Thoughts on conscience, v

Tom's observation regarding free will got me thinking a bit further:

If obedience to an all-loving, omniscient, omnipotent God is what is best for us, why on earth would we be given free will?? Perhaps it is because we learn so much about God's will through others, yet others are often wrong in one way or another, so we need an informed will and conscience to provide guidance. Still, the best reason I can think of for free will is that love is impossible without it, because love is a choice. With that capacity unavoidably comes the possibility of choosing wrongly, of choosing not-love. But I imagine God has a better and more complete reason!

I think the general point I'm trying to get to about conscience is this: instead of allowing it to call us to our best, we too often reduce it to helping us feel okay about whatever it is we've done or think we want to do. Not always, of course. Other times we see an ill, and the only answer we can see to it is what appears to be a lesser ill. But I'm primarily focusing on the former and, in my experience, predominant case. And putting this back into my Catholic (or other Christian, for that matter) perspective, when this becomes our approach to conscience, we'll almost always be in conflict with the Church, because the Church's purpose is to call us to be our best, in relationship with Christ. But if we mentally reduce the Church to an archaic, out-of-touch, man-made institution (none of which I believe it to be), then it is easier for us to reject her guidance without due consideration or attempts to understand the broader issues behind it.

But that doesn't free us to cast self-righteous judgment on those who disagree with us, which too often is just our way of salving our conscience concerning our own shortcomings through favorable comparison. I think it is easier to find the right balance if we've truly both accepted our own shortcomings (I have to be careful not to embrace this term over the more "outdated" sounding concept of "sinfulness") and embraced God's grace. Still, we have to be careful. Yes, Jesus forgave the adulterer, but without telling her that her adultery is okay! And Jesus didn't assume scripture was out of touch with his times, even though much of it had been written centuries before. When he seemed to contradict scripture, it was usually to set a higher standard, such as for the indissolubility of marriage, the adulterous nature of lustful thoughts, or to emphasize mercy over legalism. (Notice: there's a huge difference between mercy and self-righteousness. There's a vast gulf between accepting forgiveness and insisting we don't need it because what we've done isn't wrong!)

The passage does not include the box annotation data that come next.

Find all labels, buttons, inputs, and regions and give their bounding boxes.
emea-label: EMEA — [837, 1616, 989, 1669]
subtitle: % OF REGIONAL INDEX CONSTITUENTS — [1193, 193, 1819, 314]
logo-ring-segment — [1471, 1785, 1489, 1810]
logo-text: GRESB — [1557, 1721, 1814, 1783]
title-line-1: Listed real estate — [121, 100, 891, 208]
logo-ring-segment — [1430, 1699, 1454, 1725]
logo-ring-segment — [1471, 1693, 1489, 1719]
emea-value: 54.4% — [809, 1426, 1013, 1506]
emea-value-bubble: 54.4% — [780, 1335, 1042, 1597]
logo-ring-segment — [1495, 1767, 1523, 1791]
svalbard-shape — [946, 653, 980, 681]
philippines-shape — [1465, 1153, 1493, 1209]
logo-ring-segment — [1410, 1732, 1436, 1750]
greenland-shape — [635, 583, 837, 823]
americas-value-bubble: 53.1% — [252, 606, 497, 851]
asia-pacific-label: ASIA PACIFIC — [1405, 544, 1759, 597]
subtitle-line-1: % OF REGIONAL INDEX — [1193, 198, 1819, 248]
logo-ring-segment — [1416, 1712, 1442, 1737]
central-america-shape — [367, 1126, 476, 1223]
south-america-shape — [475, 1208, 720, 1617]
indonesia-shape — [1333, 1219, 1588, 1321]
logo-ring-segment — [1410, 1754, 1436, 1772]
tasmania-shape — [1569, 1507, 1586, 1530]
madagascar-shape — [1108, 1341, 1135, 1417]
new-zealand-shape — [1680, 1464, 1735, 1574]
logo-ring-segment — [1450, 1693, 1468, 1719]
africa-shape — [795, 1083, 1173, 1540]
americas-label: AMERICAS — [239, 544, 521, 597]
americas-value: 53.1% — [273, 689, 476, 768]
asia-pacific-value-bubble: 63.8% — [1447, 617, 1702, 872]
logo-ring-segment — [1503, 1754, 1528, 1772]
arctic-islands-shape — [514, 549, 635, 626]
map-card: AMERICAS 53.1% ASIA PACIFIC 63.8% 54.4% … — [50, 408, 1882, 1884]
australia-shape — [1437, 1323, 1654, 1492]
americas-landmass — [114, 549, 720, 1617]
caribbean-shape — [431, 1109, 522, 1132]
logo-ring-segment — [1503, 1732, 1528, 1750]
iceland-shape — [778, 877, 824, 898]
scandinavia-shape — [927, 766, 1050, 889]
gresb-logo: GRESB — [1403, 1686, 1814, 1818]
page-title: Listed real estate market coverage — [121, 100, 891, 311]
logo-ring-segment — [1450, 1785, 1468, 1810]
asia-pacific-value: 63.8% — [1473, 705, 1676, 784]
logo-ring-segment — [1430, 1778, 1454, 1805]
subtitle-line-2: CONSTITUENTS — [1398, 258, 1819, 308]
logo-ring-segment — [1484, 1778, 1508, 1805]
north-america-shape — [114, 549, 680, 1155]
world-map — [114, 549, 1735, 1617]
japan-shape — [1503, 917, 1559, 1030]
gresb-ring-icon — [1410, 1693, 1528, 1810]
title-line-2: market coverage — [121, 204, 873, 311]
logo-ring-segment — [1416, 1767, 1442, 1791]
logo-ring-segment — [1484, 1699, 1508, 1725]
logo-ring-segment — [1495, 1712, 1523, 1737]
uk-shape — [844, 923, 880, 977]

So in what do we place our faith? God has given us free will and the ability to reason; are we to value these gifts above the One who gave them? Is it that tough to know God's will, or is it only hard for us to submit to it?

Because in this day and age, it seems as if we've decided that, now that we're so advanced, now that we've so finely honed our ability to reason, we need no longer pay attention to God's opinion, as revealed to us through the scripture and the church throughout salvation history.

BTW, I'm not writing these things from some lofty perch. These are my struggles, too.